El e-mail a sus padres lo había escrito movida por un
sentimiento de culpa. La noche anterior había tenido la extraña sensación de
que el mero hecho de acercarse en coche a la comunidad de jubilados del monte
Shasta había sido una deslealtad respecto a sus padres verdaderos, los que la
habían criado en esta vida. Claro que, en cierto modo, esos otros padres
también eran reales. Sin embargo, la idea seguía siendo demasiado reciente y
nueva como para que Luce pudiera asumirla.

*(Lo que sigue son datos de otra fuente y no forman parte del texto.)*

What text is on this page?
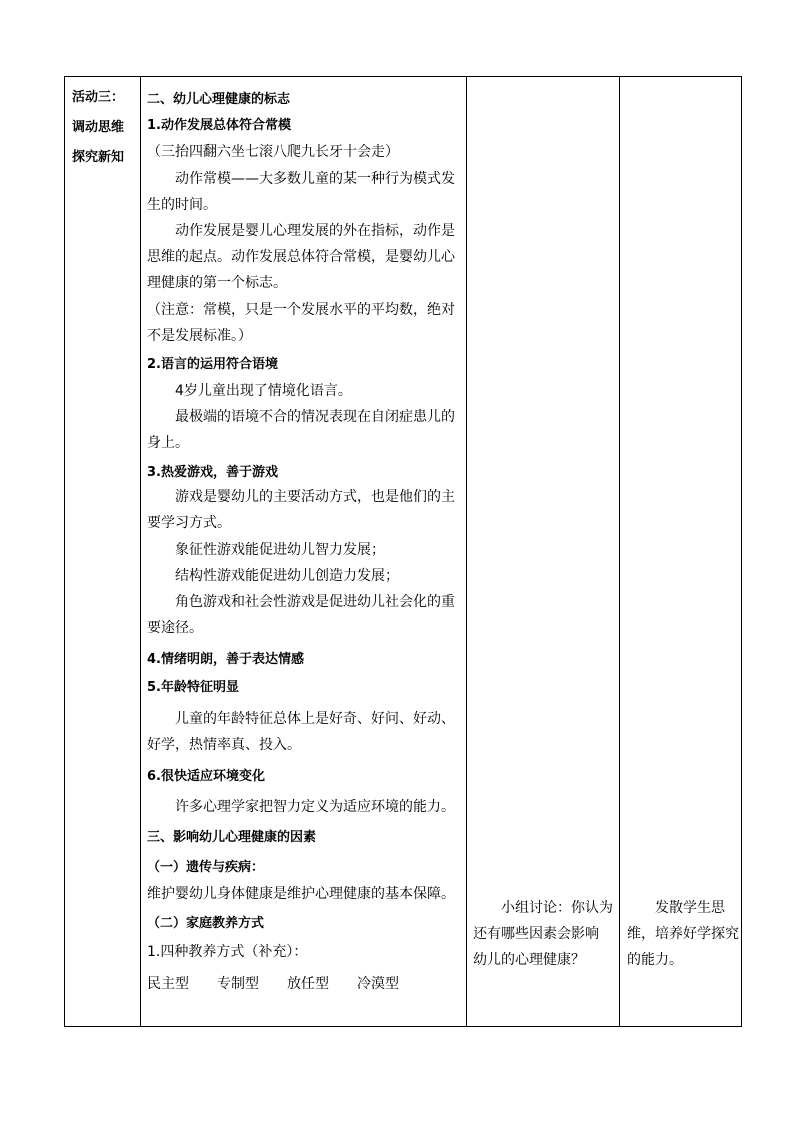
活动三：
调动思维
探究新知
二、幼儿心理健康的标志
1.动作发展总体符合常模
（三抬四翻六坐七滚八爬九长牙十会走）
动作常模——大多数儿童的某一种行为模式发
生的时间。
动作发展是婴儿心理发展的外在指标，动作是
思维的起点。动作发展总体符合常模，是婴幼儿心
理健康的第一个标志。
（注意：常模，只是一个发展水平的平均数，绝对
不是发展标准。）
2.语言的运用符合语境
4岁儿童出现了情境化语言。
最极端的语境不合的情况表现在自闭症患儿的
身上。
3.热爱游戏，善于游戏
游戏是婴幼儿的主要活动方式，也是他们的主
要学习方式。
象征性游戏能促进幼儿智力发展；
结构性游戏能促进幼儿创造力发展；
角色游戏和社会性游戏是促进幼儿社会化的重
要途径。
4.情绪明朗，善于表达情感
5.年龄特征明显
儿童的年龄特征总体上是好奇、好问、好动、
好学，热情率真、投入。
6.很快适应环境变化
许多心理学家把智力定义为适应环境的能力。
三、影响幼儿心理健康的因素
（一）遗传与疾病：
维护婴幼儿身体健康是维护心理健康的基本保障。
（二）家庭教养方式
1.四种教养方式（补充）：
民主型　　专制型　　放任型　　冷漠型
小组讨论：你认为
还有哪些因素会影响
幼儿的心理健康？
发散学生思
维，培养好学探究
的能力。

Shelby al final no se había enfadado ni una décima parte de lo
que podría haberlo hecho por acompañarla en coche todo ese camino para nada. En
vez de eso, salió disparada con el Mercedes y condujo hasta una hamburguesería
de la cadena In-N-Out, donde compró un par de bocadillos de queso asados a la
parrilla con salsa especial.
—No le des más vueltas —dijo Shelby limpiándose los labios con
una servilleta—. ¿Tú sabes cuántos ataques de ansiedad me ha provocado mi
maldita familia? Créeme, soy la última persona en el mundo que te criticaría por
ello.
En ese instante Luce recorrió la clase con la vista, vio a
Shelby y se sintió enormemente agradecida hacia aquella chica que, una semana
antes, la había aterrado. Shelby llevaba la espesa cabellera rubia hacia atrás
cogida con una diadema de paño y tomaba apuntes de las explicaciones de
Francesca con diligencia.
Todas las pantallas que Luce alcanzaba a ver con su visión
periférica mostraban la presentación en PowerPoint de color azul y dorado que
Francesca hacía avanzar a velocidad de tortuga. Incluso la de Dawn. La chica
ese día tenía un aspecto especialmente alegre, con su vestido de punto de color
rosa chillón y una cola alta. ¿Se había recuperado ya por completo de lo
ocurrido en el yate? ¿O acaso disimulaba el terror que sin duda había sentido y
que tal vez sentía todavía?
Luce volvió la vista hacia la pantalla de Roland e hizo una
mueca de disgusto. No le sorprendía que se hubiera mantenido prácticamente
invisible desde su llegada a la Escuela de la Costa, pero ahora que por fin
había aparecido en clase le desagradaba ver a su antiguo compañero de
reformatorio acatar las normas.
Por lo menos Roland no parecía especialmente interesado en la
clase que llevaba por título «Oportunidades laborales para nefilim: tu
habilidad especial te puede dar alas». De hecho, la expresión de la cara del
chico era más de decepción que de otra cosa. Tenía los labios fruncidos y no
dejaba de negar con la cabeza. Igualmente resultaba extraño que cada vez que
Francesca establecía contacto visual con los alumnos pasara por alto a Roland.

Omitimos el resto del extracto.